Tony Blair sought to return to frontline politics last week with a speech to the Open Britain movement, in which he called on those of us who voted to remain in the European Union not to accept a hard Brexit as inevitable, and even suggested that last year’s referendum decision might yet be reversed. His speech was not well received. This was not surprising. Blair is yesterday’s man—or even the day before yesterday’s—and he is probably the most reviled politician in the United Kingdom.
Few prime ministers have seen their reputation plummet as quickly and steeply as Tony Blair. Anthony Eden’s reputation was destroyed by his unsuccessful Suez war in 1956. The architects of appeasement in the ’30s, Stanley Baldwin and Neville Chamberlain, were branded as “Guilty Men” in 1940, though Chamberlain had been rapturously acclaimed as the man who had saved us from war on his return from Munich in 1938.
Yet Blair’s fall has been even more complete, so complete that it is hard even to remember how popular he once was, or even that he was in electoral terms by far the most successful leader the Labour Party has ever had, winning elections in 1997, 2001, and 2005. Moreover, for most of that time Blair and his government could be considered a success.
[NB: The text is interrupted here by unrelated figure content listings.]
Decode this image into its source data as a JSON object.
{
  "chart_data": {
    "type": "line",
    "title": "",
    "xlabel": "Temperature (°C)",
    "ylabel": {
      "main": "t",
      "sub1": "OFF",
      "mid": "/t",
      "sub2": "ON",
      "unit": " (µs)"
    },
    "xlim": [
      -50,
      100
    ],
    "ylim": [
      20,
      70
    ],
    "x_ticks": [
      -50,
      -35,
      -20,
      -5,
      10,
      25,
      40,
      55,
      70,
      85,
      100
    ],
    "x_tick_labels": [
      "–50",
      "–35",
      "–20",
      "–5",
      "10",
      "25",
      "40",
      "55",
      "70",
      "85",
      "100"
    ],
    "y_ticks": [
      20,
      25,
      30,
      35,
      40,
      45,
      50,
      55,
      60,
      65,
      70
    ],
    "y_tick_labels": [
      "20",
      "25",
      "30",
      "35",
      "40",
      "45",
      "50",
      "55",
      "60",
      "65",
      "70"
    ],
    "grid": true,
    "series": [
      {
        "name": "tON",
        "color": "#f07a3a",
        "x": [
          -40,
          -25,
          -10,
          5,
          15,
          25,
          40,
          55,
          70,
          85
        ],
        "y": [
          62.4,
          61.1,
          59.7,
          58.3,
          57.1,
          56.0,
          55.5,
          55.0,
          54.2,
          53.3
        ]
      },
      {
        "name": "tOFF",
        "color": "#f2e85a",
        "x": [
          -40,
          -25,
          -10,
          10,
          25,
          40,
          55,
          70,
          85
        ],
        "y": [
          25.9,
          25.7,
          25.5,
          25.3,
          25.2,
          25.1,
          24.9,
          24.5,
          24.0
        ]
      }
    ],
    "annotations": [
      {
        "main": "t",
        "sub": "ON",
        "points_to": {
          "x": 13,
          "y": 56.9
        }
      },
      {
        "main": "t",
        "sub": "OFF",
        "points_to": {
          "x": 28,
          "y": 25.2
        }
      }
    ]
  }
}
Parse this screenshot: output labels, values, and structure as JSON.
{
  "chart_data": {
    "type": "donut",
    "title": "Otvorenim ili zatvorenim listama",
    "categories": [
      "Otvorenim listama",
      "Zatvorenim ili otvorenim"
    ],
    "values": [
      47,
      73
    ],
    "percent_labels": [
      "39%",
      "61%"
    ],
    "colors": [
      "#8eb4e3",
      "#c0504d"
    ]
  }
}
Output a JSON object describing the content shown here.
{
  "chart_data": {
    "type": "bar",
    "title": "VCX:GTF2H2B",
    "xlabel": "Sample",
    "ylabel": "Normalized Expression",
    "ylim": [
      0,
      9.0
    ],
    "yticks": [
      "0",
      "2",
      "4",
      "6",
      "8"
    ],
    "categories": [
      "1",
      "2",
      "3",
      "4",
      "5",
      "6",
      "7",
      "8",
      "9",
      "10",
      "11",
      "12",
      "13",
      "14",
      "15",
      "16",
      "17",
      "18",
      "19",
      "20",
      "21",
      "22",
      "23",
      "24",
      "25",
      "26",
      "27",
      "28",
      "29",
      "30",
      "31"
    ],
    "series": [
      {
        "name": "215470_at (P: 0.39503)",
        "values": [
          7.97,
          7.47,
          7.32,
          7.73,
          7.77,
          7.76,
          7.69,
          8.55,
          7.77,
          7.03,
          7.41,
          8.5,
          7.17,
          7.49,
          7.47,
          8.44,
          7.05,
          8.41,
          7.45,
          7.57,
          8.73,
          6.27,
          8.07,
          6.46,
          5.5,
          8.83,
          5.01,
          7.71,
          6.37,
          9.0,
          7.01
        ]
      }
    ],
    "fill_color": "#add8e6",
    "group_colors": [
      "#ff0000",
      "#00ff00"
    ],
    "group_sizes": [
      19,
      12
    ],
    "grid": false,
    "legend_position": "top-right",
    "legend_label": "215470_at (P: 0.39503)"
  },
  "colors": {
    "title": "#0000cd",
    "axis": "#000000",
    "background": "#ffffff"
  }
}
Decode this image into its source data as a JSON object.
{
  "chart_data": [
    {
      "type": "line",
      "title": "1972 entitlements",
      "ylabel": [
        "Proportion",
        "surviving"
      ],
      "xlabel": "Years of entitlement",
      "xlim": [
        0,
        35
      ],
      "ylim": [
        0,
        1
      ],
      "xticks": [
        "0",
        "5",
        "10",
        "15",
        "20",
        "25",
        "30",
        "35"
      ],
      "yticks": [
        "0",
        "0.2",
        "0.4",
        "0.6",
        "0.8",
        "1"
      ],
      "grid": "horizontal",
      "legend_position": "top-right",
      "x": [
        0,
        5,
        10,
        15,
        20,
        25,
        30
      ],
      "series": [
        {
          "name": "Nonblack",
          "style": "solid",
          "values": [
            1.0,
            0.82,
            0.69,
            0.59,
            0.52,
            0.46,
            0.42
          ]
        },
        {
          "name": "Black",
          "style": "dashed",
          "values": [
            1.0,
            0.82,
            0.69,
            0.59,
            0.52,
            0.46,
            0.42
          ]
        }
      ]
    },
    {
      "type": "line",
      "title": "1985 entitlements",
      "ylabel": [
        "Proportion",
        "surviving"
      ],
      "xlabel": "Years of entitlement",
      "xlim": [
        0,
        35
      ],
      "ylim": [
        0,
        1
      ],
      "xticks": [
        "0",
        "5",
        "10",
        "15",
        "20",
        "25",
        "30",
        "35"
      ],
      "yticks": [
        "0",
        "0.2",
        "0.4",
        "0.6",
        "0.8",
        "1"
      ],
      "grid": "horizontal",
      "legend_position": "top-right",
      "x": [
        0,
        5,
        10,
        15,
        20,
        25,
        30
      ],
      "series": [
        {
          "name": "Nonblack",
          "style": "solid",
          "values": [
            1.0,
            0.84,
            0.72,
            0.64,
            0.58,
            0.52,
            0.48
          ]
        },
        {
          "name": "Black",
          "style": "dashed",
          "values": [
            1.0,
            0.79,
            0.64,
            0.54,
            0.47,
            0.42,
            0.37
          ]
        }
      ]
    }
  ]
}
What sank him was the Iraq War and his close relationship with President George W. Bush.
There are myths about the Iraq War. People forget that it was supported by the Conservative opposition, support that ensured a handsome majority in the House of Commons. It was opposed by the left wing of Blair’s own Labour Party, by the Liberal Democrats and the nationalist parties in Scotland, Wales, and Northern Ireland. The country itself was more or less evenly divided.
The second myth is that Blair took the country to war on what he knew was a false prospectus—the so-called “dodgy dossier.” One hesitates just now to use the word “fact”; nevertheless the fact is that the intelligence agencies in the U.S. and Britain believed that Saddam Hussein did indeed have these “weapons of mass destruction.” So indeed did the French intelligence service, even though President Chirac declined to commit France to war.
That war is now generally seen as disastrous—with good reason, it may be said—and Blair is condemned as the man who dishonestly led the country into a war widely regarded as illegal. (He continues to believe he acted rightly.)
His reputation has been further damaged by his behavior since leaving office—“money-grubbing” is the most polite term applied to the activities that have made him a very rich man—and, of course, he was quite sharply criticized in the Chilcot report into the Iraq War.
Accordingly the harsh reception of his speech was to be expected. The man is damaged goods, and the message he gave was not likely to be judged on its merits. The Leave camp is in the ascendancy and it’s full steam—or fairly full steam—for Brexit. Nobody really believes it can be checked or the decision of the referendum reversed. Even fully committed Remainers accept that this was a democratic decision that must, however reluctantly, be accepted. Any criticism of the government’s march to Brexit is met with the question “What part of the word ‘Leave’ don’t you understand?” Fair enough, you may say.
Yet Blair made some good points. First, though there was a majority for Brexit, 48 percent of those who voted, more than 16 million people, were opposed to it. Are their objections, doubts, hesitations simply to be set aside as of no account?